1961 - Pela primeira vez a comissão organiza o concurso algumas semanas antes da Festa, para que a rainha (Helena Robinson) fizesse uma viagem de 10 dias pelo Brasil, divulgando a festa em eventos como o carnaval do Rio de Janeiro e em capitais do Nordeste. A boa repercussão faz com que as viagens se tornem frequentes e o concurso ainda mais precoce, para que a divulgação ocorra com tempo para atrair mais visitantes a Caxias do Sul. A partir deste ano a escolha deixa de ser feita pelo cupom e passa a ser exclusiva do júri.
Anos 1960 - A escolha deixa de ser feita por cupons e passa a ser exclusivamente pelo júri. Os desfiles são realizados nas sedes de clubes sociais, como o Cruzeiro, o Juvenil, Recreio da Juventude e o Recreio Guarany.

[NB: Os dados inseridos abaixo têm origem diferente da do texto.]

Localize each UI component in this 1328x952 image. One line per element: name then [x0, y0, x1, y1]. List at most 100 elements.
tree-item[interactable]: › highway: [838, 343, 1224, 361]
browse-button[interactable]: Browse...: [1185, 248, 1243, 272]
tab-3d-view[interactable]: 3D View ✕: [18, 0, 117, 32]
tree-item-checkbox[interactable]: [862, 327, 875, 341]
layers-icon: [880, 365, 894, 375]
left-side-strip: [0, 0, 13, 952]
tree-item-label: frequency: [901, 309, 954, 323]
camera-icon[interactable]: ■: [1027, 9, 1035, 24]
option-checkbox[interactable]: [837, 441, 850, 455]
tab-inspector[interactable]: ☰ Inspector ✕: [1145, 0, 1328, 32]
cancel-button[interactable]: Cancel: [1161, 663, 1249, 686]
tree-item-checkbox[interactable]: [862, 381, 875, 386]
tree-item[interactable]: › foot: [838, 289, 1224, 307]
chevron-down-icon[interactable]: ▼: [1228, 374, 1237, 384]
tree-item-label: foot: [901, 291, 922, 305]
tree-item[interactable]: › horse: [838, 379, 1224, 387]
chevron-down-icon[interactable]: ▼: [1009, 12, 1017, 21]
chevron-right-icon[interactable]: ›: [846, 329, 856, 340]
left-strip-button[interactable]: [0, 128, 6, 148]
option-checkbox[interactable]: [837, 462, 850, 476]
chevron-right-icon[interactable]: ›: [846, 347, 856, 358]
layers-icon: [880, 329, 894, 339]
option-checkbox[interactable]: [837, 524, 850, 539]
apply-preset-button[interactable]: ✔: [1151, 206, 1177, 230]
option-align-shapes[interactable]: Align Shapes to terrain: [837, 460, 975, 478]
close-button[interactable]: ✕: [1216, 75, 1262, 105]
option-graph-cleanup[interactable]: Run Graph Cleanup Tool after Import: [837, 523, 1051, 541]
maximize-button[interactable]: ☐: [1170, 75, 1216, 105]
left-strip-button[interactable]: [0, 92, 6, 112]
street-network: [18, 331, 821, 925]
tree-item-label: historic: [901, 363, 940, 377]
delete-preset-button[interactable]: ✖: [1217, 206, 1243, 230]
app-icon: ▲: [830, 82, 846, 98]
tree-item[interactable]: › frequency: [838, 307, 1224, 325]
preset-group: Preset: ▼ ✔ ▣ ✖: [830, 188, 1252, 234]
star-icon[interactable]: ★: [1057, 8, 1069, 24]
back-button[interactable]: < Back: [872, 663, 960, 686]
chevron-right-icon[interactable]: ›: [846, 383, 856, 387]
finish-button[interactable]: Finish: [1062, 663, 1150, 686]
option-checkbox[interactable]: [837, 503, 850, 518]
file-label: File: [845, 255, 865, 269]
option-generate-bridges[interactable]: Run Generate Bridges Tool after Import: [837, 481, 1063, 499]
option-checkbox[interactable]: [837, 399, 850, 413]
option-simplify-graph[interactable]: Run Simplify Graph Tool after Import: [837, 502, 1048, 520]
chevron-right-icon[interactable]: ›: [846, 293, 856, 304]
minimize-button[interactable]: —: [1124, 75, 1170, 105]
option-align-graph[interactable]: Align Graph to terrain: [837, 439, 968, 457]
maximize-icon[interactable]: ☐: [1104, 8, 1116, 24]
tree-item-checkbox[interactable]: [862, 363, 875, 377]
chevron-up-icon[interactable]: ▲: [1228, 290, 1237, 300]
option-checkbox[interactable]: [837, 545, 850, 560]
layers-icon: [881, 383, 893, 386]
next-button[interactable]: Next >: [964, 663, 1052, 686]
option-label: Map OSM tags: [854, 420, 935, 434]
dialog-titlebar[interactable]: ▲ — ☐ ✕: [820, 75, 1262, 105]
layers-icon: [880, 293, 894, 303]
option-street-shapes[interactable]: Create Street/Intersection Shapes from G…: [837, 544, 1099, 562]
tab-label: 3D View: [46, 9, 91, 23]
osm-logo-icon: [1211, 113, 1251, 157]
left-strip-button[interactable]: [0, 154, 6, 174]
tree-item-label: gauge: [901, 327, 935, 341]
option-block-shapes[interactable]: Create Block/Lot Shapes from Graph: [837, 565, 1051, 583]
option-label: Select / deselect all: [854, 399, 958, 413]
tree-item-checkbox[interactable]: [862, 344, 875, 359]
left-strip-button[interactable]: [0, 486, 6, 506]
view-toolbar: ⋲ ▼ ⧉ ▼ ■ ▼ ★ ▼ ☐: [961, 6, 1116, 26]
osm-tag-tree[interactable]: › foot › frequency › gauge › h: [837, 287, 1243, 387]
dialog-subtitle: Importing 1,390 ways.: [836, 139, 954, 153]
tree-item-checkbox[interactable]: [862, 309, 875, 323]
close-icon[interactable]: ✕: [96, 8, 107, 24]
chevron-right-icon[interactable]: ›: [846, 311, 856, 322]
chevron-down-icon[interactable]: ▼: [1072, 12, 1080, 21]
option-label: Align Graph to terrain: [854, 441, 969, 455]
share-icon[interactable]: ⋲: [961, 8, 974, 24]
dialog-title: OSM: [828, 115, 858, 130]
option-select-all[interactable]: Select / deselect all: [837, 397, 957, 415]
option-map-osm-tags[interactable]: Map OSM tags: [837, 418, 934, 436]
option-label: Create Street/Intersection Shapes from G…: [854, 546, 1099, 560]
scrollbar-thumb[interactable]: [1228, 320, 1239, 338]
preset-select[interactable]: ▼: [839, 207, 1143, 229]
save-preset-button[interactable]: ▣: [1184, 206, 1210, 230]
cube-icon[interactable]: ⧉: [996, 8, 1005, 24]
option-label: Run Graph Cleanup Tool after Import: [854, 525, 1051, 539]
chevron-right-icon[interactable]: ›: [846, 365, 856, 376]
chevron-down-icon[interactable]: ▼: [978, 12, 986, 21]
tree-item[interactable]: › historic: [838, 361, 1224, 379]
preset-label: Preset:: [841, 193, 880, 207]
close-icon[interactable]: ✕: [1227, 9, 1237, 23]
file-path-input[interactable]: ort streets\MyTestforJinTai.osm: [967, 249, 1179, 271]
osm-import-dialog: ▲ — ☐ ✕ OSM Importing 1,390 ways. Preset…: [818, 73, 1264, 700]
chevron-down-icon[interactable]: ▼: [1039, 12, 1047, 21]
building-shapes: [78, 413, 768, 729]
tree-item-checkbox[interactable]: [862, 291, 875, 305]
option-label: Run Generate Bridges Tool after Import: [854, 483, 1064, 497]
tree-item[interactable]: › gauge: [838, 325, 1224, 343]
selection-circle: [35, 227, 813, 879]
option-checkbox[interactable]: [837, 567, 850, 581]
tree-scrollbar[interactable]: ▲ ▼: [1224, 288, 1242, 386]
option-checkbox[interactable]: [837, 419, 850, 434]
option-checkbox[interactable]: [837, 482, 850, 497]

Em 1969 se inicia a tradição de premiar a rainha com um carro oferecido por um patrocinador da festa. Naquele ano, a rainha Elisabete Menetrier levou para casa um Fusca bordô, um oferecimento da vinícola Luiz Michelon S/A.
1981 - A edição foi marcada pelo primeiro quinteto de soberanas. Além da rainha, Marilia Conte, o júri alegou "alto nível das candidatas" para eleger quatro as princesas: Silvana Moreira, Bebel Eberle, Magda Martini e Nora Torelly.
Anos 1990 - A partir de 1991, a escolha passa a ser realizada nos Pavilhões, com a presença de torcidas organizadas e transmissão ao vivo pela televisão. O evento deixa de lado o glamour dos salões sociais e assume um caráter mais popular, sem abrir mão da elegância. A partir de 1994 a festa passa a ser bianual e, no desfile de escolha, os trajes de gala dão lugar aos vestidos típicos que homenageiam a imigração. O formato sofreu poucas alterações desde então.
2021 - A pandemia de coronavírus força o adiamento da 33ª Festa da Uva, originalmente marcada para fevereiro deste ano, para 2022. A escolha das soberanas será realizada no próximo dia 26, para número restrito de convidados e com transmissão pela internet. O pré-concurso, que iniciou em março de 2020, também teve de passar por adaptações, com atividades online e produção de material para as redes sociais, a fim de tornar as candidatas mais conhecidas do público.